Tobin College Scholar Prepares Business Students to Be “Force for Good”

Tobin College Scholar Prepares Business Students to Be “Force for Good”
When Linda M. Sama, Ph.D., speaks at the Academy of Management’s (AOM) annual conference in Orlando this August, she will describe a St. John’s University program that responds to a concern articulated by the meeting’s title: “Capitalism in Question.”
Sama is the Joseph F. Adams Professor of Management and Dean of Global Initiatives in The Peter J. Tobin College of Business at St. John’s. During the conference, August 9–13, she’ll devote a presentation to a University program she directs called GLOBE (“Global Loan Opportunities for Budding Entrepreneurs”). “We’ve all been affected by scandals in the business world,” she said. “This is one way to show how business can be a force for good in the international arena.”

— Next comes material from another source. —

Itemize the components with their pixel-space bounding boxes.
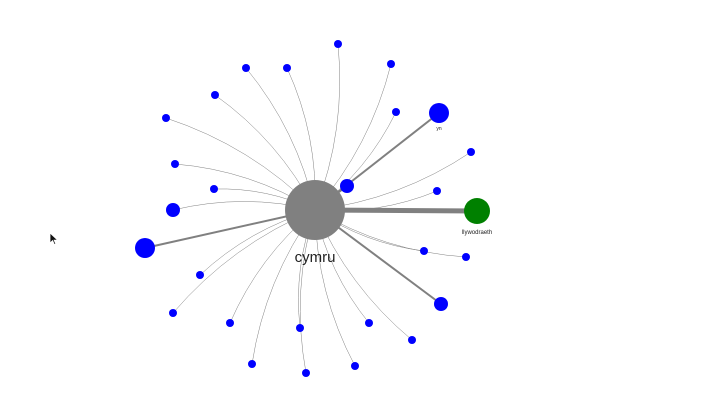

Established in 2009, the program allows undergraduates to manage an actual microfinance operation, reviewing applications from and making small loans to aspiring businesspeople in developing countries. Some students, designated “GLOBE Fellows,” accompany Sama on trips to study microfinance in locales ranging from San Francisco to Nicaragua and Vietnam.
Last year, Sama received AOM’s Innovation in Entrepreneurship Pedagogy Award for her work on GLOBE. But the program is just one of several efforts she has introduced to prepare students for ethical leadership throughout the world, including the College’s Global Destination Courses and the new Center for Global Business Stewardship.
Using Business to Fight Injustice
The initiatives, Sama noted, reflect the University’s Vincentian mission. “St. Vincent de Paul possessed formidable management skills,” she said, “and he believed in using them to fight injustice on a broad scale. Today, the scale is global.” A 17th-century priest and social reformer, Vincent established the Congregation of the Mission, which founded St. John’s in 1870.
Sama introduced Global Destination Courses in 2010. Since then, enrollment in the business-centered study abroad courses has risen 50 percent. Students participate in an online, “residential” component followed by a weeklong travel portion comprising visits to business and governmental leaders in other countries. Those who enroll for the fall semester go abroad during the winter intersession; in the spring, the travel segment occurs in May.
Launched in January 2012, the Center for Global Business Stewardship promotes faculty research on international business ethics. Sama is the Executive Director; R. Mitchell Casselman, Ph.D., is the Director and an Assistant Professor of Management. Although the center is based in the Tobin College of Business, its aim is to generate interdisciplinary scholarship, with a Library of Congress number and a “white paper” series.
Pursuing the Mission
Animating this research is St. John’s membership in U.N. PRME (Principles for Responsible Management Education), a voluntary agreement among collegiate business programs to embrace “six principles of responsible management.” The initiative, which the University joined in 2010, is a framework for preparing new generations of ethical managers. “Joining this effort is another example of the strength of our Vincentian mission,” Sama noted.
That mission, Sama observed, addresses concerns at the heart of her own scholarly interests. A “business ethics scholar,” she pursues her work as a Vincentian Research Fellow, a faculty position created by the Vincentian Center for Church and Society to advance the University’s focus on social justice. “It’s a very good fit,” said Sama. “I remain interested in the social issues involved with management, and how business—and business education—can work to improve society rather than damage it.”